Den Raben immerhin

4,70 Stern(e) 24 Bewertungen

Vera-Lena

Mitglied
Den Raben immerhin

Das Einheitskleid hat sich
lautlos ausgebreitet
Kristallsterne blitzen auf
mit funkelnden Augen
betrachtet dich der Schnee
sucht Verwandtes in dir
eisiges Weiß
weißes eisiges Wissen
Erstarren
wenn das rote Blut
zu Wasser wird
das Herz in der Brust
Leben vortäuscht
die schockgefrorene Seele
zur Dachrinne emporfliegt
und den Raben gibt
ein schwarzes Schauspiel
in der Mittagssonne
 

ENachtigall

Mitglied
Oh, Vera Lena, wie sehr hier die Farben tragen: weiß, rot, schwarz. Da haben wir die umgekehrte Reihenfolge der Schneewittchen Beschreibung. Auch hier erscheint der lebendigste Moment am Ende in der so einzigartig beschriebenen Rabenhaftigkeit dieser so trotzigen Seele, die das kaltweiße Szenario einfach als Kulisse nutzt.

wenn das rote Blut
zu Wasser wird
das Herz in der Brust
Leben vortäuscht
die schockgefrorene Seele
zur Dachrinne emporfliegt
und den Raben gibt
ein schwarzes Schauspiel
in der Mittagssonne
Glückwunsch zu diesem märchenhaften Gedicht!

Lieben Gruß, Elke
 

Vera-Lena

Mitglied
Liebe Elke,

ja, so war es gemeint. Wenn die schmerzerfüllte Seele es schafft, sich auch nur einen Weniges über das Leid zu erheben, dann findet das lebendige Leben eine Möglichkeit, wieder zurück zu kehren.

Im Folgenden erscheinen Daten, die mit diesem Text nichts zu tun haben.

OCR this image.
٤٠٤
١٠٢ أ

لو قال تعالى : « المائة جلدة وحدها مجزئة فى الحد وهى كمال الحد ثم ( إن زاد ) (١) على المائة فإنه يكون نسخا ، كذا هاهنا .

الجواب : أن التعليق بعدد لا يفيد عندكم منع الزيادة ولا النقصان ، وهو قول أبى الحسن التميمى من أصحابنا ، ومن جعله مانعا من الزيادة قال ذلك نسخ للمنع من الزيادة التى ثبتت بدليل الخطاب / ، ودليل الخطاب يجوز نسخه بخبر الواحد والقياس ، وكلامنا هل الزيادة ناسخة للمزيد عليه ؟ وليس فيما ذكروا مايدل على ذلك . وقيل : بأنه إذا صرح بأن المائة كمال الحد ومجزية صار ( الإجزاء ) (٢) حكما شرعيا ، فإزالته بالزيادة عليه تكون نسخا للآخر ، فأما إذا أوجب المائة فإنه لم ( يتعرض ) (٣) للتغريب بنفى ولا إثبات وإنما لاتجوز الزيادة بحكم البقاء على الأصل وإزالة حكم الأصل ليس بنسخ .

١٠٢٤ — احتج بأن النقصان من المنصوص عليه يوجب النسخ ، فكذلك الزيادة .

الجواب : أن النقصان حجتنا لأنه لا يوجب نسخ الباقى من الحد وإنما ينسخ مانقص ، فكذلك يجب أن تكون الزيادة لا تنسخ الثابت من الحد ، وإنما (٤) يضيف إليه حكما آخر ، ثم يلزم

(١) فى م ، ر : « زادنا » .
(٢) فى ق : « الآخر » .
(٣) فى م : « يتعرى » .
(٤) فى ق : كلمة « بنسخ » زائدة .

Über Deinen Kommentar freue ich mich sehr. :) Ich hatte nicht gedacht, dass man diesen Text mit so wenigen Worten bis in seinen Kern aufdröseln kann.

Danke für Deinen Kommentar und Deinen liebenswerten Glückwunsch!

Liebe Grüße
Vera-Lena
 
H

Heidrun D.

Gast
Das ist dir ganz vortrefflich gelungen, liebe Vera-Lena.

Mir fehlen die Worte
Heidrun
 

Inge Anna

Mitglied
Liebe Vera-Lena,

ich muss zugeben, dass erst nach Lesen der Kommentare mein armseliges Auffassungsvermögen es zuließ, diesen ausgezeichneten Text wirklkich zu verstehen.
Meine herzliche Gratulation zu diesem gelungenen Werk.
Mit besten Grüßen
Inge Anna
 

Walther

Mitglied
Was soll ich sagen, Vera-Lena, außer daß ich wirklich hingerissen bin von diesem Werk, das sicherlich eines der Lupenhighlights ist - und auch bleiben wird. Ich vermag nicht zu sagen, wie man das noch toppen kann.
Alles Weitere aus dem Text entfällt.